KNYSNA NEWS - After staying in an abusive marriage for 27 years, Nonyameko Nkwalase fought back and lived to share her story of abuse, embarrassment and objectification – all at the hands of her husband – before she found her voice and fell in love with herself.
The 54-year-old says that after having endured more than two decades of abuse, sleeping on benches at the police station, avoiding their house on Friday nights because her husband came back home drunk and abusive, she drew a line in the sand. “I suppose one day it just hit me: Mandela was in prison for the exact same period and I just refused to be a victim anymore.”
Reflecting on her journey, she says for many years she frequented the police station all the while being the laughing stock in her community: “I don’t know how many times I was on the N2 wearing my nighties looking for a lift to town so I can get to the station,” she tells.
'I had to hide away from him'
Nkwalase says when she fell pregnant with her second baby, her husband instructed her to terminate the pregnancy and she refused. “When the baby was three months old, on another fateful Friday my husband once again chased me out of our home this time with a knife. I tucked my baby inside my shirt, the streets were slippery and muddy… I remember that day so vividly… I hid somewhere and I remember looking inside my shirt and how I felt when I realised she wasn’t there and I couldn’t immediately search for her because her dad was still out there looking for me with a knife.”
She says as soon as her husband went past her she started searching for her daughter. “She wasn’t crying and it was muddy. I don’t know how, but I found her and went to a friend’s house and slept there for the night. There are so many of these stories – some cut deeper than others. I remember nights when my husband would come back home, walk into our bedroom and vomit on me.”
She had to find her own way
Nkwalase says she was referred to Families SA but that it didn’t work for her. “They gave me letters to give to him and he would throw them at my face and start with the abuse all over again.” However, when she met Mary Arnolds from the Knysna police victim support unit, her life changed.
“She helped me fill in a protection order against my husband and the magistrate gave him four years of a suspended sentence and from that day on he never touched or verbally abused me again.”
Even though she and her husband are still married and live in the same house, she says they live completely different lives and she has never been happier.
With a new lease of life she decided to give back and join Victim Support to be an advocate for women going through what she lived through. At first she dedicated her weekends to these women, but does so full-time these days (she is unemployed), without pay.

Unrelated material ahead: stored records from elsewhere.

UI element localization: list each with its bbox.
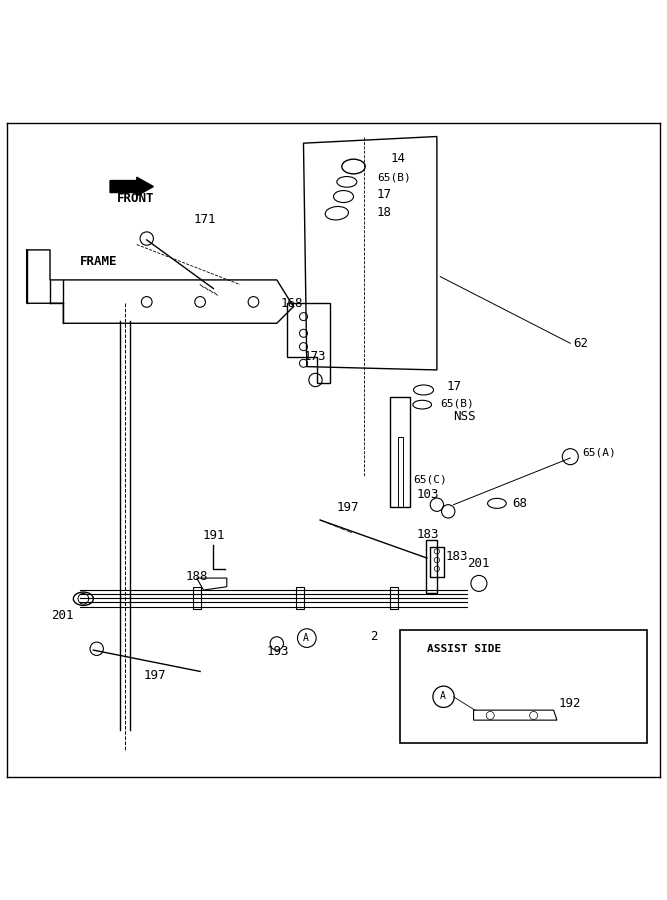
Text: 191: 191 xyxy=(203,528,225,542)
Text: 183: 183 xyxy=(446,550,468,563)
Text: 68: 68 xyxy=(512,497,527,509)
Text: 103: 103 xyxy=(417,488,440,501)
FancyArrow shape xyxy=(110,177,153,196)
Text: 197: 197 xyxy=(143,669,166,682)
Text: 193: 193 xyxy=(267,644,289,658)
Bar xyxy=(400,630,647,743)
Text: 17: 17 xyxy=(447,380,462,393)
Text: 168: 168 xyxy=(280,297,303,310)
Text: 62: 62 xyxy=(574,337,588,349)
Text: 65(B): 65(B) xyxy=(440,399,474,409)
Text: 14: 14 xyxy=(390,152,405,165)
Text: NSS: NSS xyxy=(454,410,476,423)
Bar xyxy=(193,588,201,609)
Text: 17: 17 xyxy=(377,188,392,201)
Text: 173: 173 xyxy=(303,350,326,363)
Text: ASSIST SIDE: ASSIST SIDE xyxy=(427,644,501,654)
Text: 18: 18 xyxy=(377,206,392,219)
Text: 2: 2 xyxy=(370,630,378,644)
Text: 197: 197 xyxy=(337,501,360,515)
Text: 65(A): 65(A) xyxy=(582,447,616,457)
Text: 192: 192 xyxy=(559,697,582,710)
Bar xyxy=(296,588,304,609)
Text: 201: 201 xyxy=(51,608,74,622)
Text: A: A xyxy=(440,691,446,701)
Text: A: A xyxy=(303,633,309,643)
Text: FRAME: FRAME xyxy=(80,255,117,267)
Text: 65(B): 65(B) xyxy=(377,173,411,183)
Bar xyxy=(390,588,398,609)
Text: 188: 188 xyxy=(185,570,208,583)
Text: 171: 171 xyxy=(193,213,216,226)
Text: 65(C): 65(C) xyxy=(414,474,448,484)
Text: 183: 183 xyxy=(417,528,440,541)
Text: FRONT: FRONT xyxy=(117,192,154,205)
Text: 201: 201 xyxy=(467,557,490,570)
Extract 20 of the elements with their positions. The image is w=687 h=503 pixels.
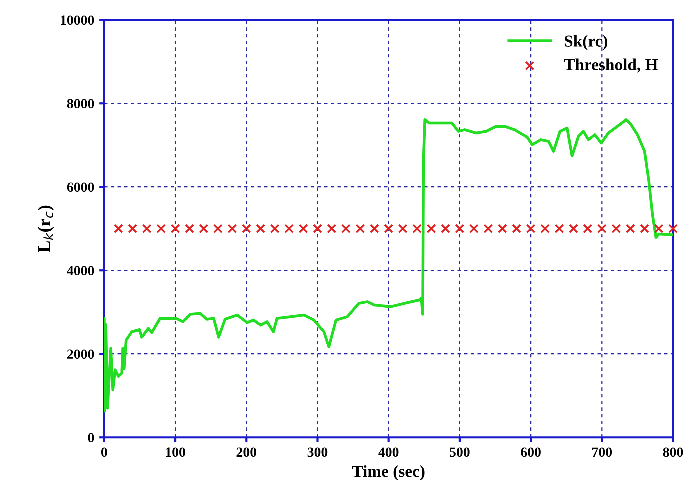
x-tick-label: 500 bbox=[450, 448, 470, 458]
y-tick-label: 0 bbox=[88, 433, 94, 443]
legend-label: Threshold, H bbox=[564, 58, 658, 73]
y-axis-title: L$_{k}$(r$_{c}$) bbox=[38, 206, 54, 252]
y-tick-label: 6000 bbox=[67, 182, 94, 192]
x-tick-label: 600 bbox=[521, 448, 541, 458]
x-tick-label: 400 bbox=[378, 448, 399, 458]
y-tick-label: 10000 bbox=[61, 16, 94, 26]
y-tick-label: 8000 bbox=[67, 99, 94, 109]
x-axis-title: Time (sec) bbox=[352, 465, 425, 481]
y-tick-label: 4000 bbox=[67, 266, 94, 276]
x-tick-label: 300 bbox=[308, 448, 328, 458]
x-tick-label: 800 bbox=[663, 448, 684, 458]
line-series bbox=[104, 118, 674, 413]
legend-label: Sk(rc) bbox=[564, 35, 608, 50]
x-tick-label: 200 bbox=[236, 448, 257, 458]
x-tick-label: 0 bbox=[101, 448, 108, 458]
x-tick-label: 100 bbox=[166, 448, 186, 458]
y-tick-label: 2000 bbox=[68, 350, 94, 360]
x-tick-label: 700 bbox=[592, 448, 612, 458]
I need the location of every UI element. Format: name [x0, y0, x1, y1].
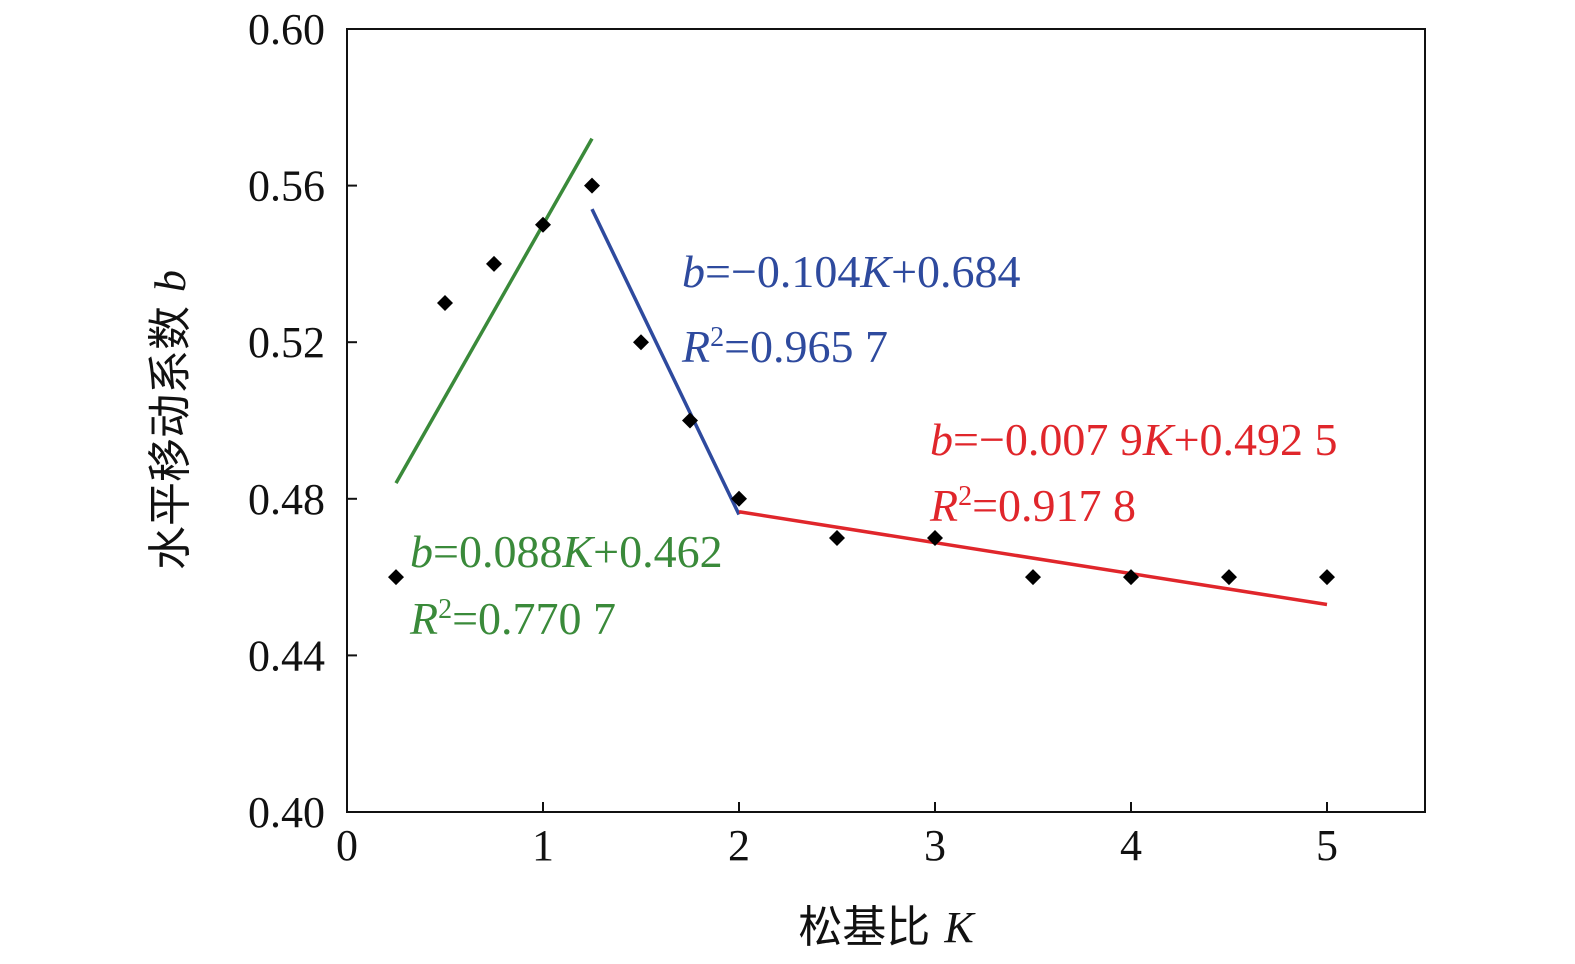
y-tick-label: 0.56	[248, 162, 325, 211]
y-axis-title: 水平移动系数 b	[145, 270, 196, 570]
y-tick-label: 0.60	[248, 5, 325, 54]
x-tick-label: 1	[532, 821, 554, 870]
x-axis: 0 1 2 3 4 5	[336, 802, 1338, 870]
fit-line	[590, 208, 741, 516]
data-point	[1025, 569, 1041, 586]
data-point	[1319, 569, 1335, 586]
data-point	[633, 334, 649, 351]
y-tick-label: 0.40	[248, 788, 325, 837]
x-tick-label: 2	[728, 821, 750, 870]
data-point	[927, 529, 943, 546]
plot-frame	[346, 28, 1426, 813]
x-axis-title: 松基比 K	[798, 902, 976, 953]
fit-r-squared: R2=0.917 8	[929, 480, 1136, 531]
fit-equation: b=−0.104K+0.684	[682, 246, 1021, 297]
data-point	[682, 412, 698, 429]
data-point	[584, 177, 600, 194]
fit-r-squared: R2=0.770 7	[409, 593, 616, 644]
fit-r-squared: R2=0.965 7	[681, 321, 888, 372]
data-point	[829, 529, 845, 546]
fit-equation: b=−0.007 9K+0.492 5	[930, 414, 1338, 465]
data-point	[388, 569, 404, 586]
fit-annotation-red: b=−0.007 9K+0.492 5 R2=0.917 8	[929, 414, 1338, 531]
fit-line	[394, 137, 594, 485]
data-point	[1221, 569, 1237, 586]
x-tick-label: 5	[1316, 821, 1338, 870]
fit-lines	[394, 137, 1328, 607]
data-markers	[388, 177, 1335, 586]
y-tick-label: 0.52	[248, 318, 325, 367]
y-axis: 0.40 0.44 0.48 0.52 0.56 0.60	[248, 5, 357, 837]
x-tick-label: 4	[1120, 821, 1142, 870]
data-point	[731, 490, 747, 507]
data-point	[486, 255, 502, 272]
y-tick-label: 0.48	[248, 475, 325, 524]
data-point	[535, 216, 551, 233]
x-tick-label: 0	[336, 821, 358, 870]
fit-equation: b=0.088K+0.462	[410, 526, 723, 577]
fit-annotation-blue: b=−0.104K+0.684 R2=0.965 7	[681, 246, 1021, 372]
x-tick-label: 3	[924, 821, 946, 870]
y-tick-label: 0.44	[248, 631, 325, 680]
data-point	[1123, 569, 1139, 586]
data-point	[437, 295, 453, 312]
fit-line	[738, 509, 1328, 607]
fit-annotation-green: b=0.088K+0.462 R2=0.770 7	[409, 526, 723, 644]
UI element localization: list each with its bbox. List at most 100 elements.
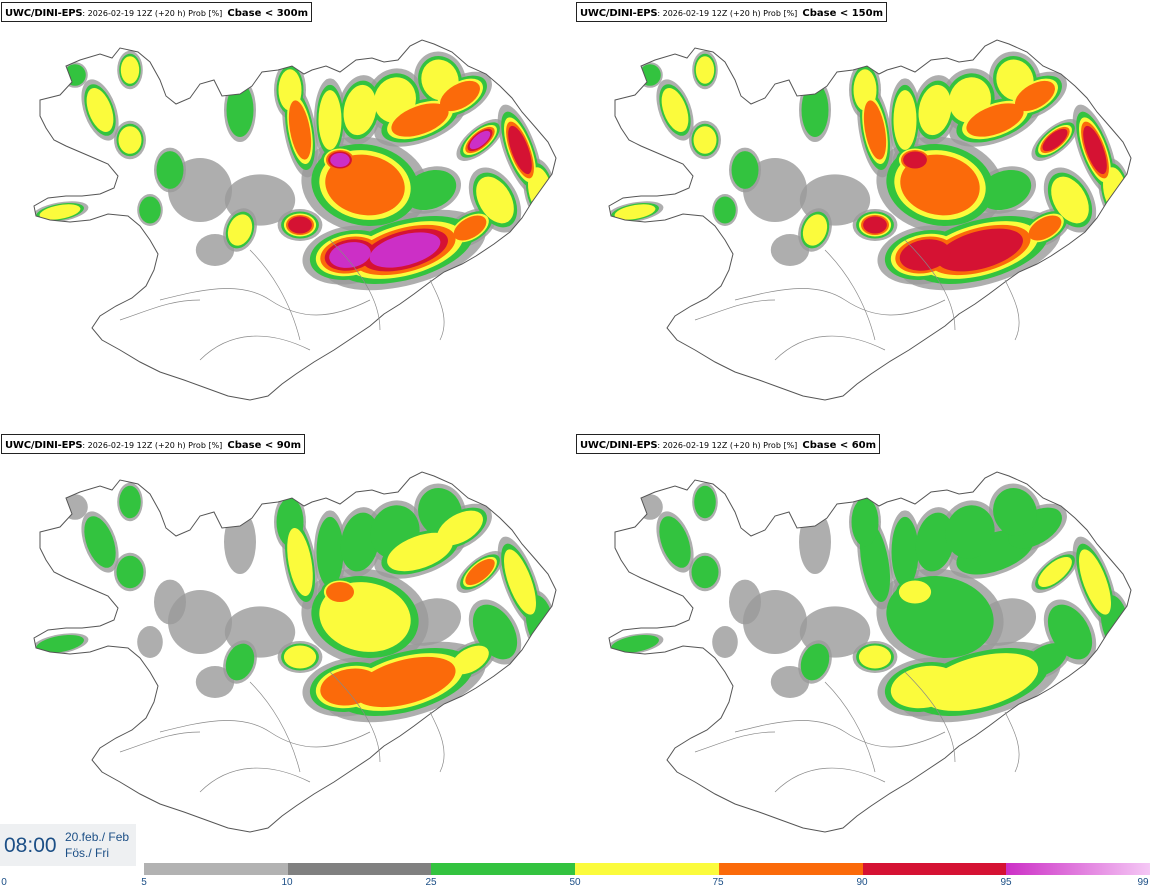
probability-colorbar: [144, 863, 1150, 875]
prob-area-level-4: [503, 549, 537, 615]
run-info: : 2026-02-19 12Z (+20 h) Prob [%]: [657, 9, 798, 18]
prob-area-low: [1059, 679, 1091, 705]
prob-area-level-3: [978, 169, 1032, 211]
prob-area-low: [743, 158, 807, 222]
variable-label: Cbase < 90m: [227, 440, 302, 451]
probability-field: [609, 0, 1144, 338]
boundary-line: [734, 720, 946, 748]
boundary-line: [1004, 711, 1020, 773]
colorbar-tick-label: 10: [281, 877, 293, 888]
prob-area-low: [137, 626, 163, 658]
prob-area-level-3: [800, 643, 830, 681]
prob-area-level-3: [731, 151, 759, 189]
boundary-line: [249, 249, 301, 341]
iceland-map: [608, 0, 1144, 401]
prob-area-level-7: [330, 153, 350, 167]
panel-title: UWC/DINI-EPS: 2026-02-19 12Z (+20 h) Pro…: [1, 434, 306, 454]
colorbar-tick-label: 90: [856, 877, 868, 888]
prob-area-low: [1095, 432, 1144, 475]
map-panel-cbase-150m: UWC/DINI-EPS: 2026-02-19 12Z (+20 h) Pro…: [575, 0, 1150, 430]
prob-area-low: [1059, 247, 1091, 273]
colorbar-tick-label: 95: [1000, 877, 1012, 888]
prob-area-level-3: [403, 169, 457, 211]
model-name: UWC/DINI-EPS: [580, 8, 658, 19]
boundary-line: [249, 681, 301, 773]
prob-area-level-7: [369, 232, 441, 268]
prob-area-level-4: [858, 645, 892, 669]
prob-area-low: [712, 626, 738, 658]
prob-area-low: [195, 666, 235, 698]
probability-field: [609, 432, 1144, 770]
coastline: [608, 39, 1132, 401]
prob-area-low: [400, 744, 420, 770]
prob-area-level-6: [863, 216, 887, 234]
boundary-line: [824, 249, 876, 341]
prob-area-level-3: [659, 516, 691, 568]
prob-area-level-3: [891, 516, 919, 588]
colorbar-bin-5-10: [144, 863, 289, 875]
colorbar-bin-75-90: [718, 863, 864, 875]
prob-area-level-4: [451, 645, 489, 675]
prob-area-level-5: [863, 100, 887, 160]
prob-area-level-4: [278, 69, 302, 111]
prob-area-level-5: [453, 215, 487, 241]
prob-area-level-3: [639, 64, 661, 86]
colorbar-tick-label: 75: [712, 877, 724, 888]
prob-area-low: [400, 312, 420, 338]
valid-date: 20.feb./ Feb: [65, 830, 130, 844]
colorbar-tick-label: 25: [425, 877, 437, 888]
prob-area-level-3: [225, 643, 255, 681]
prob-area-level-5: [391, 103, 449, 137]
prob-area-level-5: [288, 100, 312, 160]
run-info: : 2026-02-19 12Z (+20 h) Prob [%]: [657, 441, 798, 450]
prob-area-low: [1095, 0, 1144, 43]
prob-area-level-3: [1047, 604, 1093, 660]
prob-area-level-4: [898, 580, 932, 604]
prob-area-level-3: [945, 505, 995, 559]
prob-area-level-3: [611, 634, 659, 654]
panel-title: UWC/DINI-EPS: 2026-02-19 12Z (+20 h) Pro…: [576, 2, 888, 22]
colorbar-tick-label: 50: [569, 877, 581, 888]
prob-area-level-4: [853, 69, 877, 111]
prob-area-low: [799, 510, 831, 574]
prob-area-level-3: [84, 516, 116, 568]
variable-label: Cbase < 60m: [802, 440, 877, 451]
iceland-map: [33, 39, 557, 401]
iceland-map: [608, 432, 1144, 833]
map-panel-cbase-90m: UWC/DINI-EPS: 2026-02-19 12Z (+20 h) Pro…: [0, 432, 575, 862]
prob-area-level-3: [472, 604, 518, 660]
prob-area-level-4: [918, 84, 952, 136]
panel-title: UWC/DINI-EPS: 2026-02-19 12Z (+20 h) Pro…: [576, 434, 881, 454]
map-panel-cbase-300m: UWC/DINI-EPS: 2026-02-19 12Z (+20 h) Pro…: [0, 0, 575, 430]
valid-weekday: Fös./ Fri: [65, 846, 109, 860]
prob-area-low: [520, 432, 569, 475]
panel-title: UWC/DINI-EPS: 2026-02-19 12Z (+20 h) Pro…: [1, 2, 313, 22]
prob-area-level-7: [329, 242, 371, 268]
prob-area-level-4: [343, 84, 377, 136]
boundary-line: [824, 681, 876, 773]
prob-area-level-4: [86, 88, 114, 132]
prob-area-low: [195, 234, 235, 266]
prob-area-level-4: [318, 90, 342, 150]
boundary-line: [904, 239, 956, 331]
prob-area-level-5: [900, 154, 980, 216]
valid-time-box: 08:00 20.feb./ Feb Fös./ Fri: [0, 824, 136, 866]
prob-area-level-3: [694, 485, 716, 519]
prob-area-level-4: [227, 214, 253, 246]
prob-area-level-5: [325, 154, 405, 216]
prob-area-level-4: [287, 527, 313, 597]
boundary-line: [429, 279, 445, 341]
boundary-line: [199, 767, 311, 793]
prob-area-level-4: [120, 56, 140, 84]
prob-area-low: [168, 590, 232, 654]
prob-area-level-3: [714, 196, 736, 224]
prob-area-level-5: [354, 656, 456, 708]
colorbar-tick-label: 99: [1137, 877, 1149, 888]
prob-area-low: [975, 744, 995, 770]
prob-area-level-4: [437, 510, 483, 546]
prob-area-level-3: [691, 555, 719, 589]
variable-label: Cbase < 300m: [227, 8, 309, 19]
boundary-line: [774, 767, 886, 793]
model-name: UWC/DINI-EPS: [580, 440, 658, 451]
map-panel-cbase-60m: UWC/DINI-EPS: 2026-02-19 12Z (+20 h) Pro…: [575, 432, 1150, 862]
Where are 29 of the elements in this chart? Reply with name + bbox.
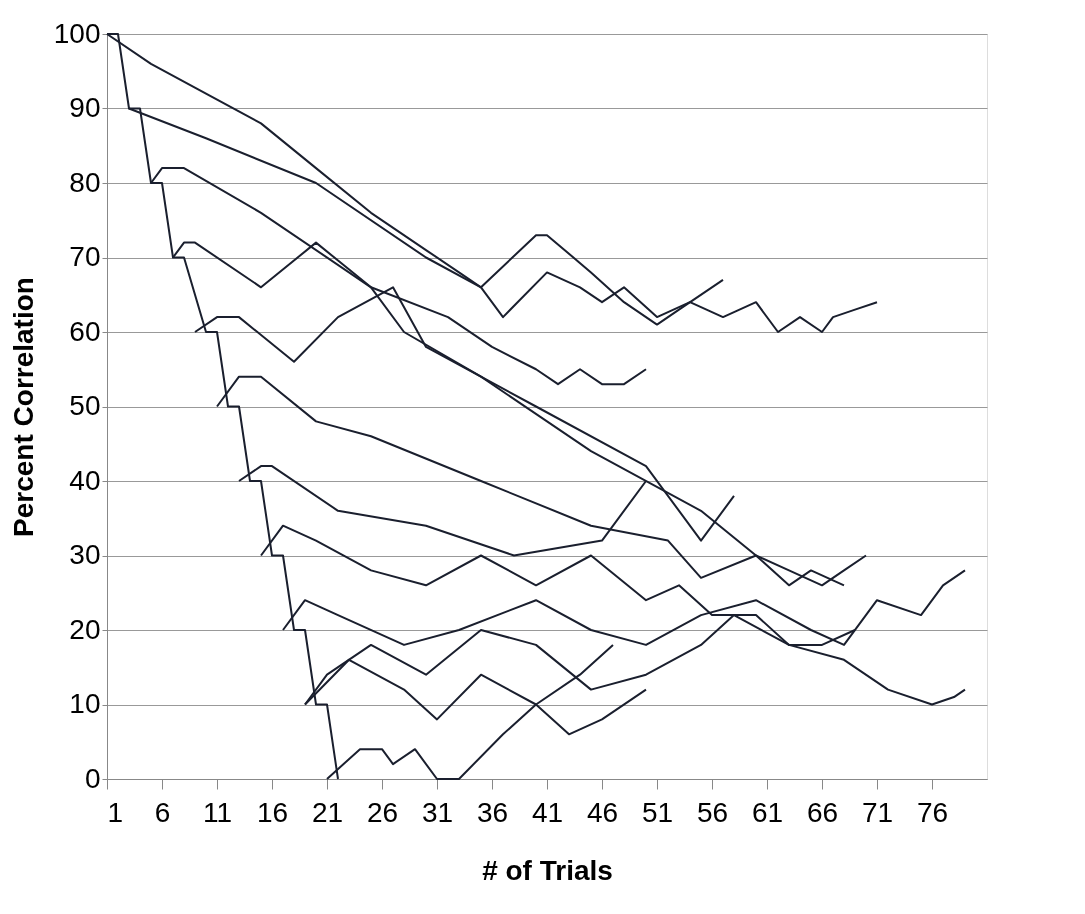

This Mbokodo (rock) of a woman said, “When I joined Victim Support I found my voice again, I found myself. It restored me and going forward I will never be subjected to any kind of abuse and no woman will – not on my watch.”
'Silence perpetuates violence'
Her advice to others? Silence perpetuates violence, so speak! Share your truth… You'll be surprised how many people are either going through the same thing or suffered the same.
The most common reason women have for staying in an abusive relationship, Nkwalase says, is as follows: "If I leave him, where will I go? Who is going to provide for me and my family?"
The thing about abuse is, though, is that it never gets better so women should get out while they still can.
On how big a role alcohol plays in abusive relationships, she says she can only speak for herself. "Each situation is different. In my story, alcohol played a huge role but I always say it's not the alcohol but the person hiding behind alcohol."